Education and Health

The literacy rate of Guinea is one of the lowest in the world: in 2003 it was estimated that only 29.5% of adults were literate (42.6% of males and 18.1% of females). Primary education is compulsory for 8 years, but most children do not attend for so long, and many do not go to school at all. In 1999, primary school attendance was 40 percent.Children, particularly girls, are kept out of school in order to assist their parents with domestic work or agriculture. Guinea has been reorganizing its health system since the Bamako Initiative of 1987 formally promoted community-based methods of increasing accessibility of drugs and health care services to the population, in part by implementing user fees. The new strategy dramatically increased accessibility through community-based healthcare (including community ownership and local budgeting), resulting in more efficient and equitable provision of services.
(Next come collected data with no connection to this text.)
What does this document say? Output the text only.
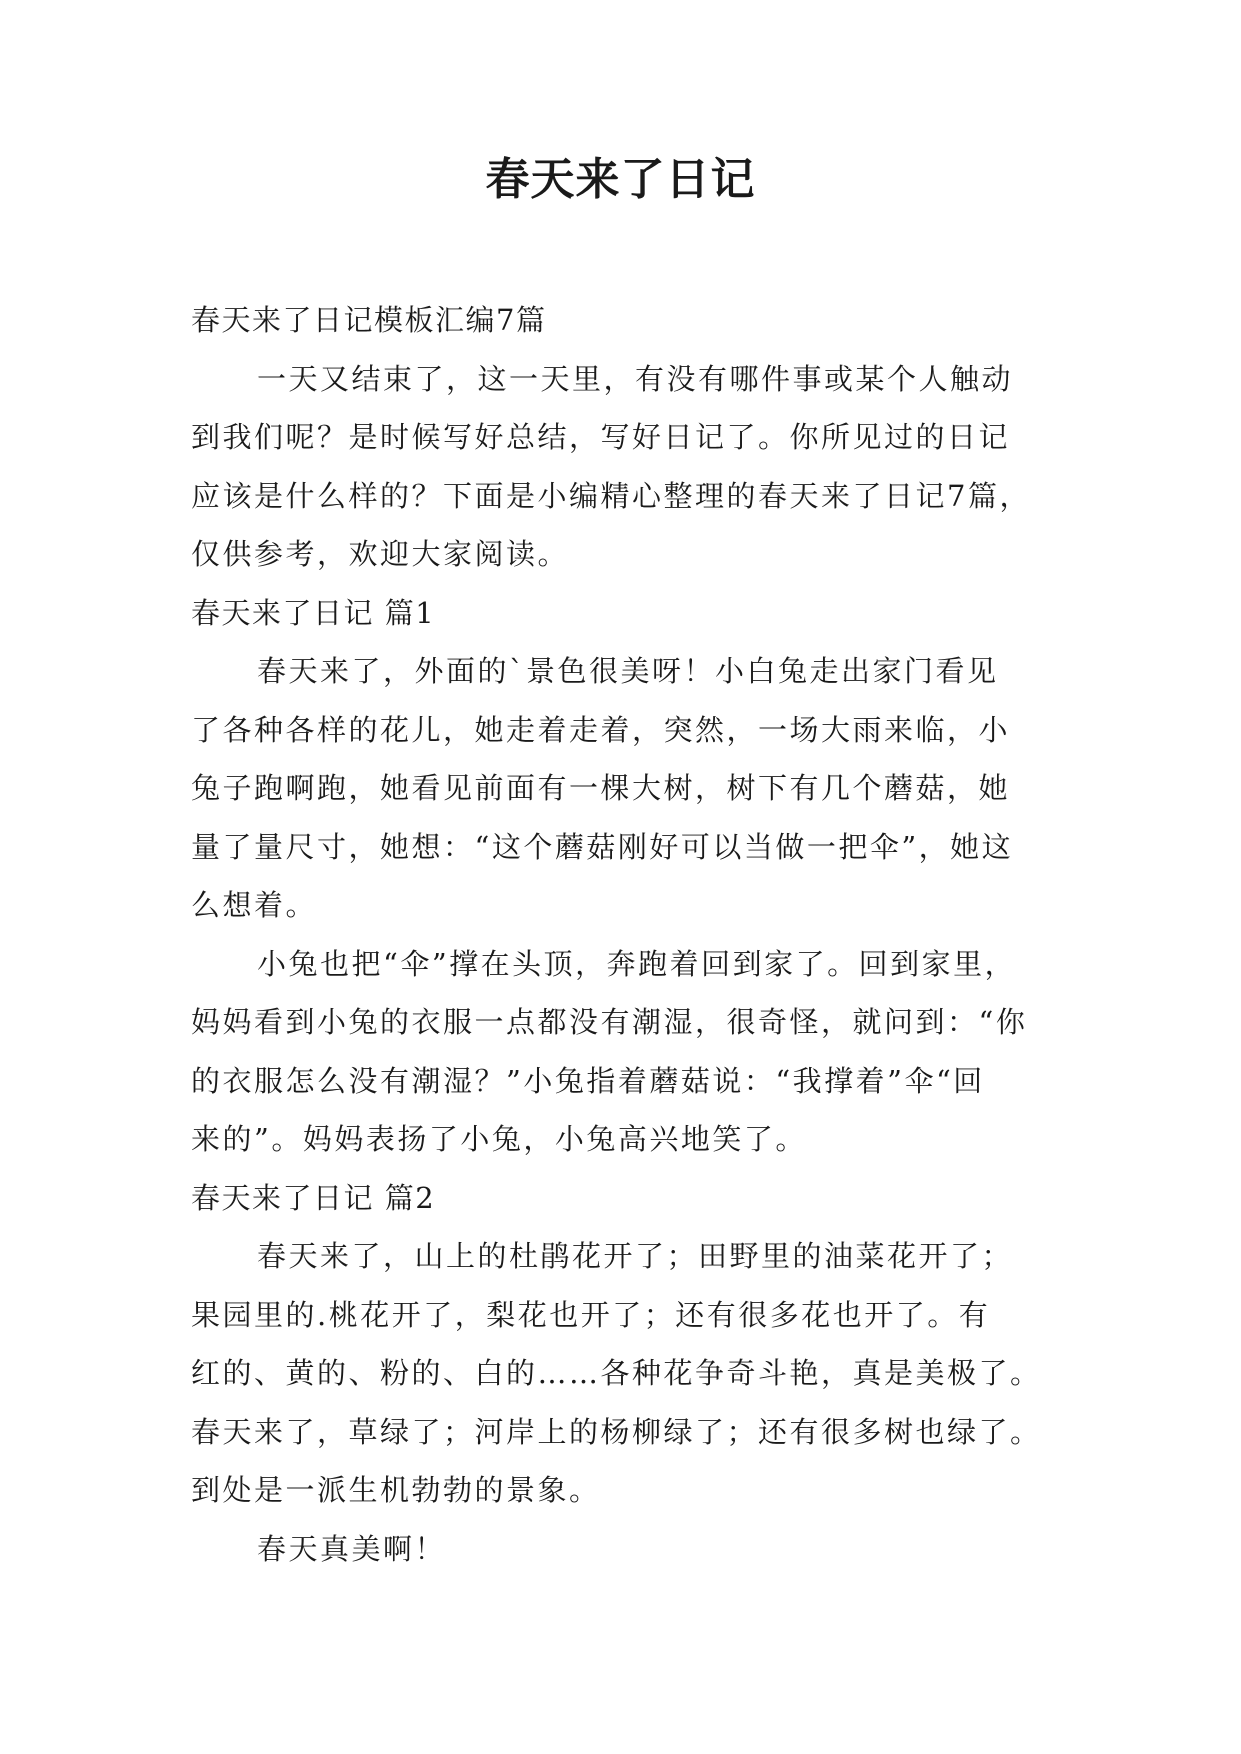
春天来了日记
春天来了日记模板汇编7篇
一天又结束了，这一天里，有没有哪件事或某个人触动
到我们呢？是时候写好总结，写好日记了。你所见过的日记
应该是什么样的？下面是小编精心整理的春天来了日记7篇，
仅供参考，欢迎大家阅读。
春天来了日记 篇1
春天来了，外面的`景色很美呀！小白兔走出家门看见
了各种各样的花儿，她走着走着，突然，一场大雨来临，小
兔子跑啊跑，她看见前面有一棵大树，树下有几个蘑菇，她
量了量尺寸，她想：“这个蘑菇刚好可以当做一把伞”，她这
么想着。
小兔也把“伞”撑在头顶，奔跑着回到家了。回到家里，
妈妈看到小兔的衣服一点都没有潮湿，很奇怪，就问到：“你
的衣服怎么没有潮湿？”小兔指着蘑菇说：“我撑着”伞“回
来的”。妈妈表扬了小兔，小兔高兴地笑了。
春天来了日记 篇2
春天来了，山上的杜鹃花开了；田野里的油菜花开了；
果园里的.桃花开了，梨花也开了；还有很多花也开了。有
红的、黄的、粉的、白的……各种花争奇斗艳，真是美极了。
春天来了，草绿了；河岸上的杨柳绿了；还有很多树也绿了。
到处是一派生机勃勃的景象。
春天真美啊！
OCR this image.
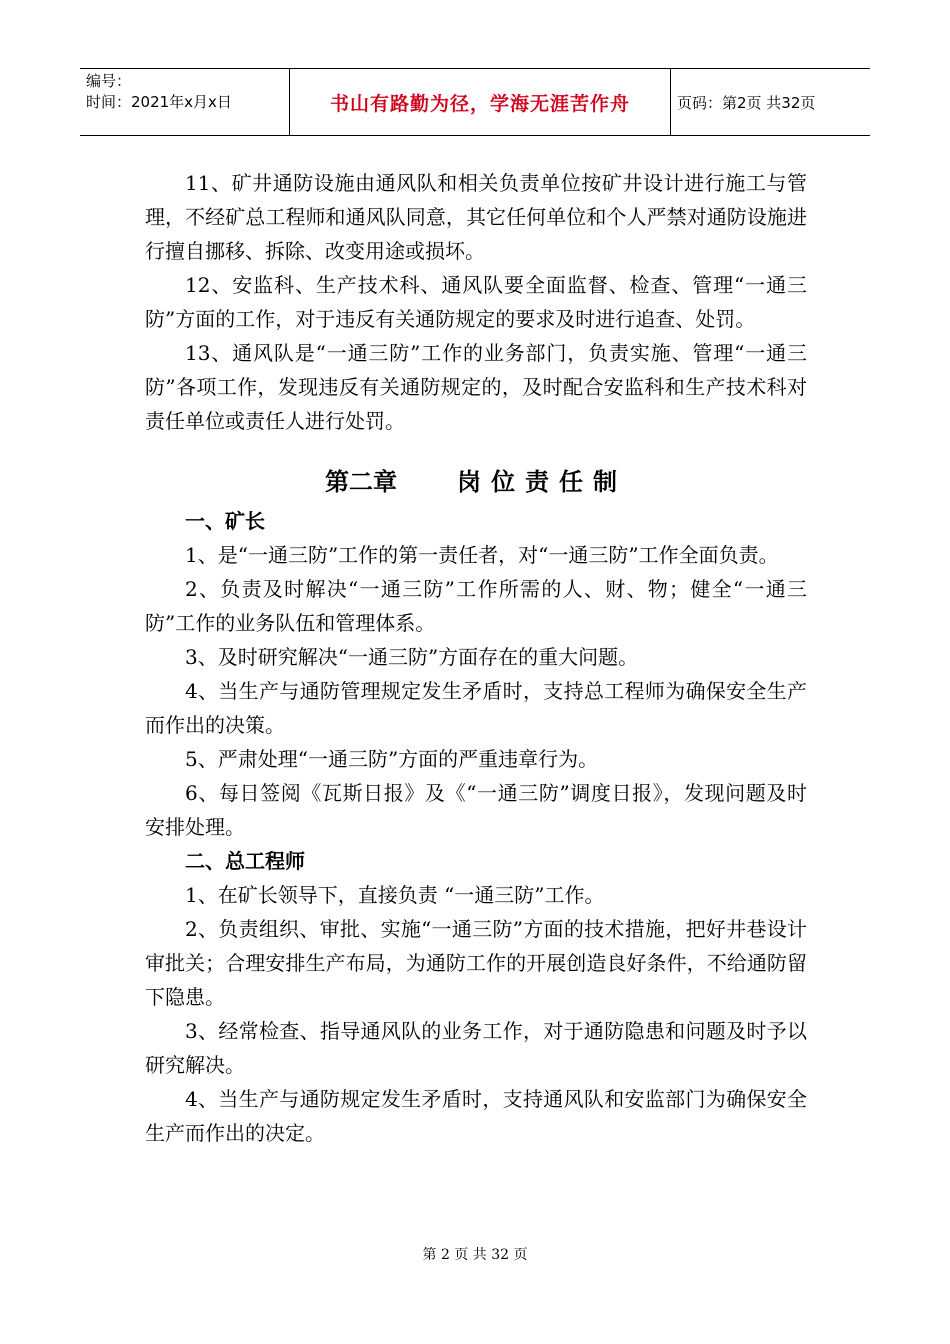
编号：
时间：2021年x月x日	书山有路勤为径，学海无涯苦作舟	页码：第2页 共32页

11、矿井通防设施由通风队和相关负责单位按矿井设计进行施工与管理，不经矿总工程师和通风队同意，其它任何单位和个人严禁对通防设施进行擅自挪移、拆除、改变用途或损坏。

12、安监科、生产技术科、通风队要全面监督、检查、管理“一通三防”方面的工作，对于违反有关通防规定的要求及时进行追查、处罚。

13、通风队是“一通三防”工作的业务部门，负责实施、管理“一通三防”各项工作，发现违反有关通防规定的，及时配合安监科和生产技术科对责任单位或责任人进行处罚。

第二章	岗位责任制

一、矿长

1、是“一通三防”工作的第一责任者，对“一通三防”工作全面负责。

2、负责及时解决“一通三防”工作所需的人、财、物；健全“一通三防”工作的业务队伍和管理体系。

3、及时研究解决“一通三防”方面存在的重大问题。

4、当生产与通防管理规定发生矛盾时，支持总工程师为确保安全生产而作出的决策。

5、严肃处理“一通三防”方面的严重违章行为。

6、每日签阅《瓦斯日报》及《“一通三防”调度日报》，发现问题及时安排处理。

二、总工程师

1、在矿长领导下，直接负责 “一通三防”工作。

2、负责组织、审批、实施“一通三防”方面的技术措施，把好井巷设计审批关；合理安排生产布局，为通防工作的开展创造良好条件，不给通防留下隐患。

3、经常检查、指导通风队的业务工作，对于通防隐患和问题及时予以研究解决。

4、当生产与通防规定发生矛盾时，支持通风队和安监部门为确保安全生产而作出的决定。

第 2 页 共 32 页
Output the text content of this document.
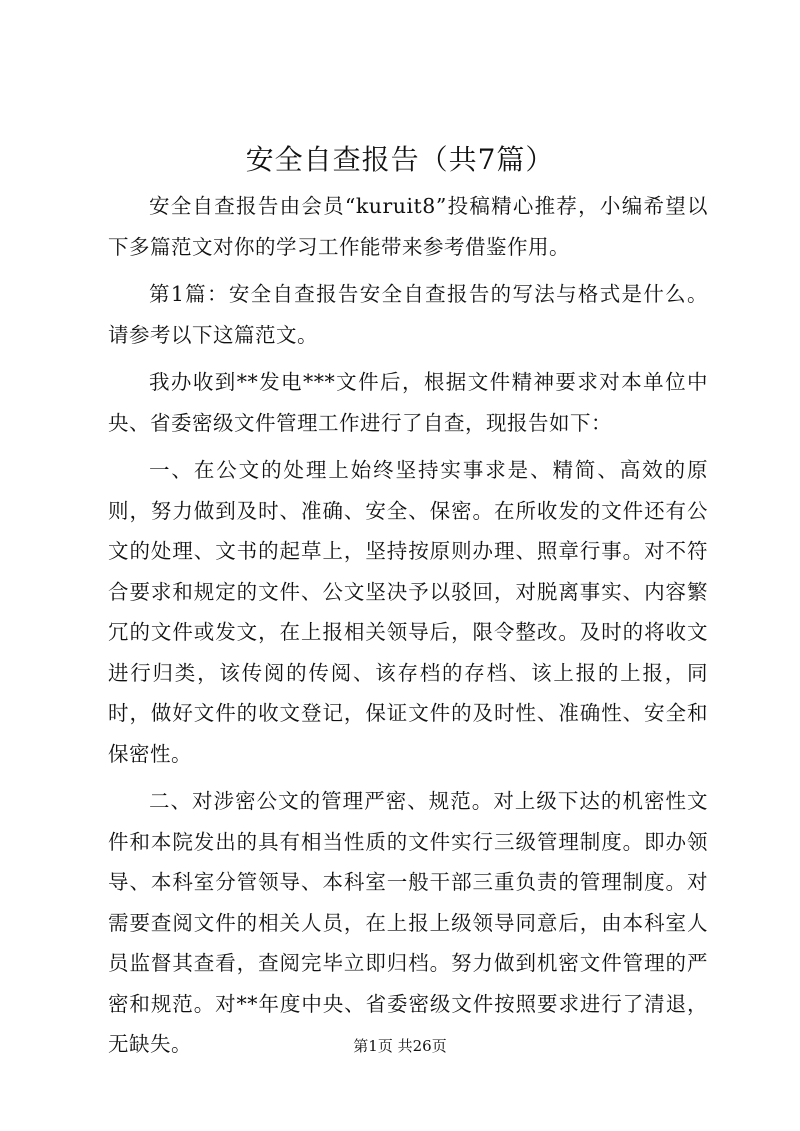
安全自查报告（共7篇）

安全自查报告由会员“kuruit8”投稿精心推荐，小编希望以下多篇范文对你的学习工作能带来参考借鉴作用。

第1篇：安全自查报告安全自查报告的写法与格式是什么。请参考以下这篇范文。

我办收到**发电***文件后，根据文件精神要求对本单位中央、省委密级文件管理工作进行了自查，现报告如下：

一、在公文的处理上始终坚持实事求是、精简、高效的原则，努力做到及时、准确、安全、保密。在所收发的文件还有公文的处理、文书的起草上，坚持按原则办理、照章行事。对不符合要求和规定的文件、公文坚决予以驳回，对脱离事实、内容繁冗的文件或发文，在上报相关领导后，限令整改。及时的将收文进行归类，该传阅的传阅、该存档的存档、该上报的上报，同时，做好文件的收文登记，保证文件的及时性、准确性、安全和保密性。

二、对涉密公文的管理严密、规范。对上级下达的机密性文件和本院发出的具有相当性质的文件实行三级管理制度。即办领导、本科室分管领导、本科室一般干部三重负责的管理制度。对需要查阅文件的相关人员，在上报上级领导同意后，由本科室人员监督其查看，查阅完毕立即归档。努力做到机密文件管理的严密和规范。对**年度中央、省委密级文件按照要求进行了清退，无缺失。	第1页 共26页
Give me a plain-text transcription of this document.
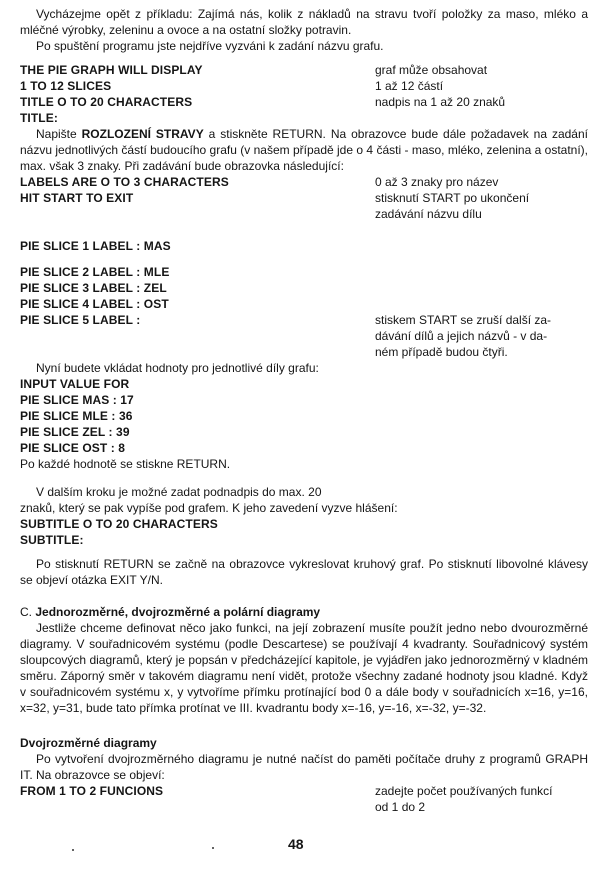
Vycházejme opět z příkladu: Zajímá nás, kolik z nákladů na stravu tvoří položky za maso, mléko a mléčné výrobky, zeleninu a ovoce a na ostatní složky potravin.

Po spuštění programu jste nejdříve vyzváni k zadání názvu grafu.

THE PIE GRAPH WILL DISPLAY	graf může obsahovat
1 TO 12 SLICES	1 až 12 částí
TITLE O TO 20 CHARACTERS	nadpis na 1 až 20 znaků
TITLE:

Napište ROZLOZENÍ STRAVY a stiskněte RETURN. Na obrazovce bude dále požadavek na zadání názvu jednotlivých částí budoucího grafu (v našem případě jde o 4 části - maso, mléko, zelenina a ostatní), max. však 3 znaky. Při zadávání bude obrazovka následující:

LABELS ARE O TO 3 CHARACTERS	0 až 3 znaky pro název
HIT START TO EXIT	stisknutí START po ukončení
zadávání názvu dílu
PIE SLICE 1 LABEL : MAS
PIE SLICE 2 LABEL : MLE
PIE SLICE 3 LABEL : ZEL
PIE SLICE 4 LABEL : OST
PIE SLICE 5 LABEL :	stiskem START se zruší další za-
dávání dílů a jejich názvů - v da-
ném případě budou čtyři.

Nyní budete vkládat hodnoty pro jednotlivé díly grafu:

INPUT VALUE FOR
PIE SLICE MAS : 17
PIE SLICE MLE : 36
PIE SLICE ZEL : 39
PIE SLICE OST : 8

Po každé hodnotě se stiskne RETURN.

V dalším kroku je možné zadat podnadpis do max. 20

znaků, který se pak vypíše pod grafem. K jeho zavedení vyzve hlášení:

SUBTITLE O TO 20 CHARACTERS
SUBTITLE:

Po stisknutí RETURN se začně na obrazovce vykreslovat kruhový graf. Po stisknutí libovolné klávesy se objeví otázka EXIT Y/N.

C. Jednorozměrné, dvojrozměrné a polární diagramy

Jestliže chceme definovat něco jako funkci, na její zobrazení musíte použít jedno nebo dvourozměrné diagramy. V souřadnicovém systému (podle Descartese) se používají 4 kvadranty. Souřadnicový systém sloupcových diagramů, který je popsán v předcházející kapitole, je vyjádřen jako jednorozměrný v kladném směru. Záporný směr v takovém diagramu není vidět, protože všechny zadané hodnoty jsou kladné. Když v souřadnicovém systému x, y vytvoříme přímku protínající bod 0 a dále body v souřadnicích x=16, y=16, x=32, y=31, bude tato přímka protínat ve III. kvadrantu body x=-16, y=-16, x=-32, y=-32.

Dvojrozměrné diagramy

Po vytvoření dvojrozměrného diagramu je nutné načíst do paměti počítače druhy z programů GRAPH IT. Na obrazovce se objeví:

FROM 1 TO 2 FUNCIONS	zadejte počet používaných funkcí
od 1 do 2
48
A comprehensive strategy was extended to all areas of health care, with subsequent improvement in health indicators and improvement in health care efficiency and cost. Ethnographic research conducted in rural and urban areas of the Republic of Guinea explored perceived distinctions between biomedical and traditional health practices and found that these distinctions shape parental decisions in seeking infant health care, with 93% of all health expenditure taking place outside the state sector.

Guinea's public health code is defined by Law No. L/97/021/AN of 19 June 1997 promulgating the Public Health Code. The law provides for the protection and promotion of health and for the rights and duties of the individual, the family, and community throughout the territory of the Republic of Guinea.

In June 2011, the Guinean government announced the establishment of an air solidarity levy on all flights taking off from national soil, with funds going to UNITAID to support expanded access to treatment for HIV/AIDS, TB and malaria. Guinea is among the growing number of countries and development partners using market-based transactions taxes and other innovative financing mechanisms to expand financing options for health care in resource-limited settings.